Assessment for Learning MOOC’s Updates
The Culture-Fair Intelligence Test
The Culture-Fair Intelligence Test was developed by Raymond Cattell to measure intelligence using a less biased approach. Cattle argued that a general intelligence (g) exists. General intelligence (g) consists of two parts: fluid intelligence (the capacity to think logically and solve problems in situations) and crystallized intelligence (the ability to use skills, knowledge, and experience). Intelligence tests should be free of cultural bias such as differences in language and education type.
This nonverbal IQ test uses one type of question with which your intelligence is assessed. Each question consists of a 3 by 3 matrix, with a question mark in one of the cells. The tester attempts to identify the missing element that completes a pattern of shapes by picking the correct element out of 8 options.
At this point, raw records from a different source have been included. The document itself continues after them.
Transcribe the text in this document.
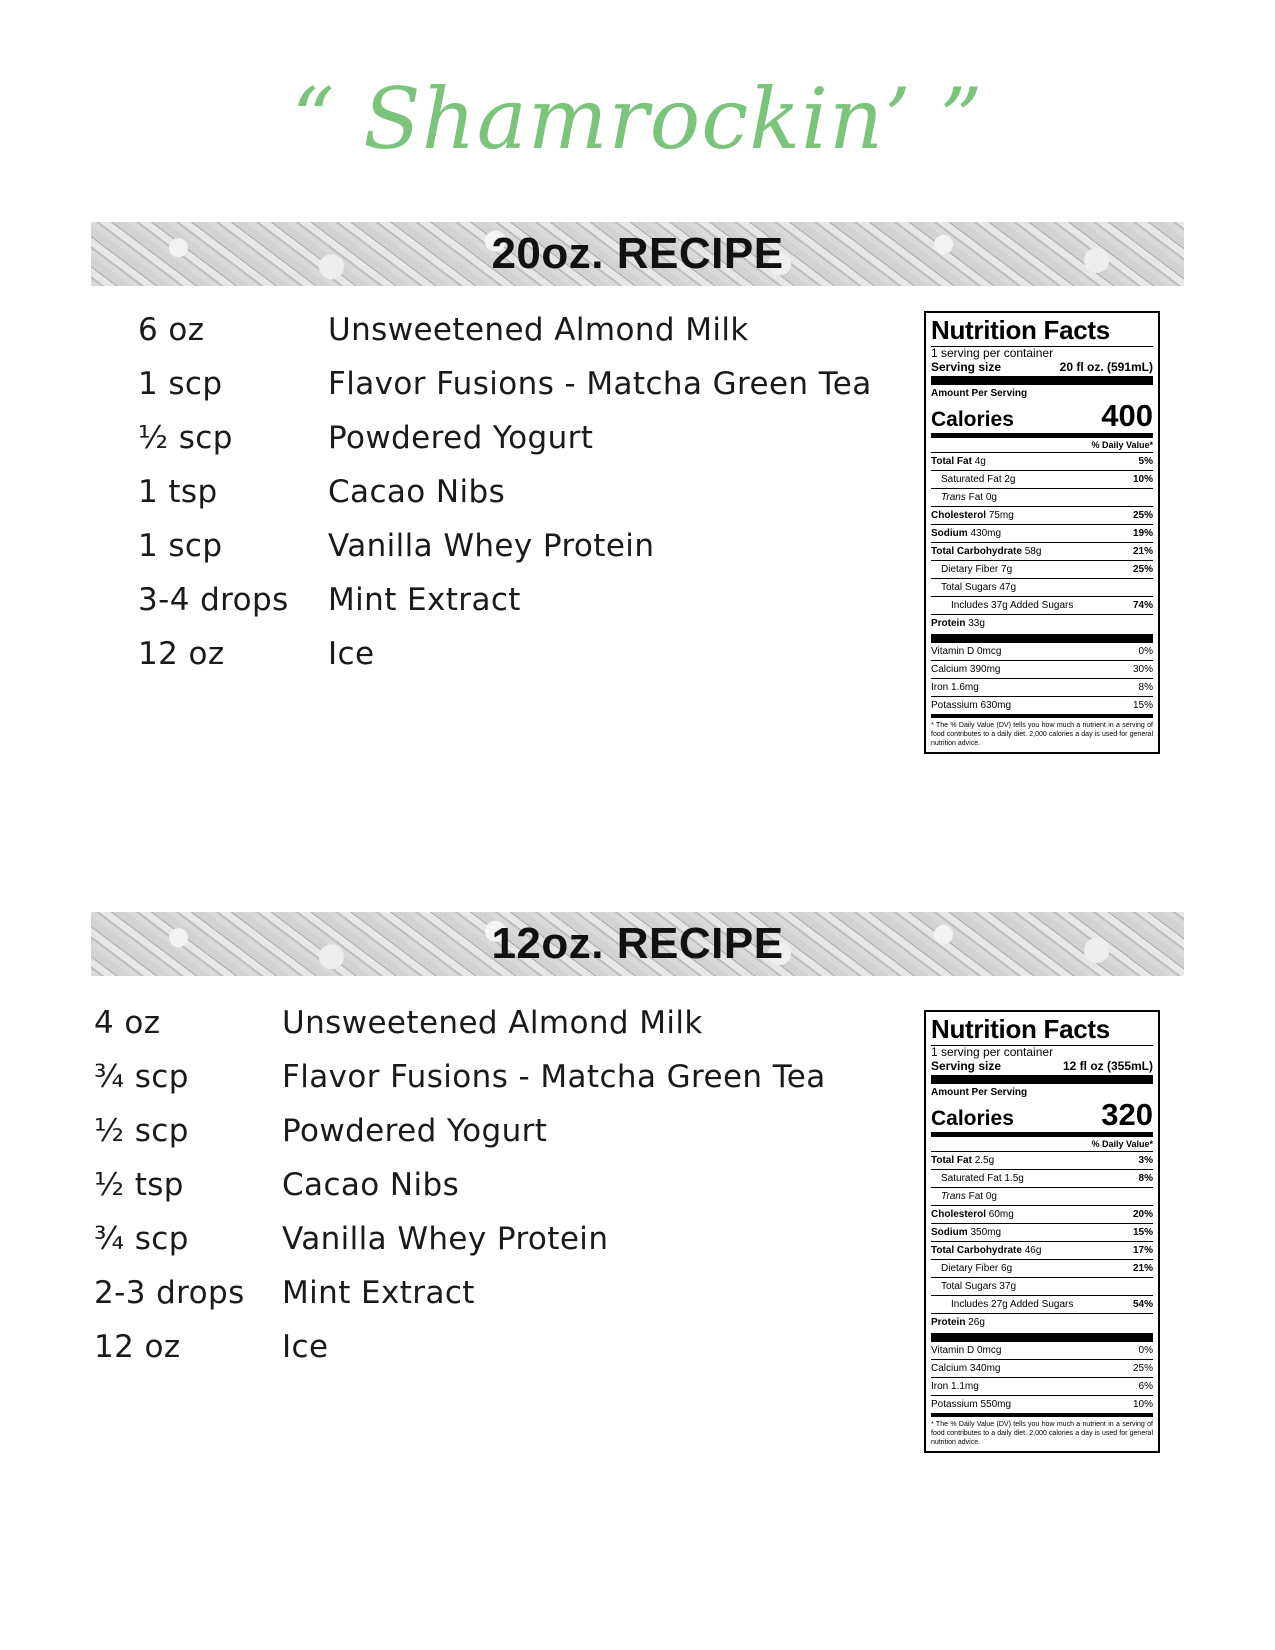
“ Shamrockin’ ”
20oz. RECIPE
6 oz	Unsweetened Almond Milk
1 scp	Flavor Fusions - Matcha Green Tea
½ scp	Powdered Yogurt
1 tsp	Cacao Nibs
1 scp	Vanilla Whey Protein
3-4 drops Mint Extract
12 oz	Ice
Nutrition Facts
1 serving per container
Serving size	20 fl oz. (591mL)
Amount Per Serving
Calories	400
% Daily Value*
Total Fat 4g	5%
Saturated Fat 2g	10%
Trans Fat 0g
Cholesterol 75mg	25%
Sodium 430mg	19%
Total Carbohydrate 58g	21%
Dietary Fiber 7g	25%
Total Sugars 47g
Includes 37g Added Sugars	74%
Protein 33g
Vitamin D 0mcg	0%
Calcium 390mg	30%
Iron 1.6mg	8%
Potassium 630mg	15%
* The % Daily Value (DV) tells you how much a nutrient in a serving of food contributes to a daily diet. 2,000 calories a day is used for general nutrition advice.
12oz. RECIPE
4 oz	Unsweetened Almond Milk
¾ scp	Flavor Fusions - Matcha Green Tea
½ scp	Powdered Yogurt
½ tsp	Cacao Nibs
¾ scp	Vanilla Whey Protein
2-3 drops Mint Extract
12 oz	Ice
Nutrition Facts
1 serving per container
Serving size	12 fl oz (355mL)
Amount Per Serving
Calories	320
% Daily Value*
Total Fat 2.5g	3%
Saturated Fat 1.5g	8%
Trans Fat 0g
Cholesterol 60mg	20%
Sodium 350mg	15%
Total Carbohydrate 46g	17%
Dietary Fiber 6g	21%
Total Sugars 37g
Includes 27g Added Sugars	54%
Protein 26g
Vitamin D 0mcg	0%
Calcium 340mg	25%
Iron 1.1mg	6%
Potassium 550mg	10%
* The % Daily Value (DV) tells you how much a nutrient in a serving of food contributes to a daily diet. 2,000 calories a day is used for general nutrition advice.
One of the pros of this concept is that there is a need for unbiased testing. I also agree that there are different types of intelligences. The test it still considered controversial by some academics.
Resources:
https://www.psychologytoday.com/us/tests/iq/culture-fair-iq-test
https://iqtestprep.com/cattell-culture-fair-test/
This test sounds really interesting as the way you depicted it here. Two parts of General Intelligence ;Fluid and Crystal seems working well together giving a somehow a good picture of Intelligence as it
Is free of cultural biases giving a room for people of diverse cultures. However, like other IQ tests it carries few ambiguities.
An interesting concept. I took the test and found that it's like puzzles and requires some resolve.
I've found this bit in WikiPedia:
The rationale for the separation of Gf and Gc was to explain individuals' cognitive development over time. While Gf and Gc have been found to be highly correlated, they differ in the way they change over a lifetime. Gf tends to peak at around age 20, slowly declining thereafter. In contrast, Gc is stable or increases across adulthood. A single general factor has been criticized as obscuring this bifurcated pattern of development. Cattell argued that Gf reflected individual differences in the efficiency of the central nervous system. Gc was, in Cattell's thinking, the result of a person investing his or her Gf in learning experiences throughout life.
The negative correlation between Gf and age maybe is the, on average, diminishing performance of the Executive Network and the positive correlation of Gc and age might be the result of improving performance of Fast Thinking (i.e. experience). That would be in-line with gerontological neurology but it would contradict the claim that intelligence is a constant personal capacity.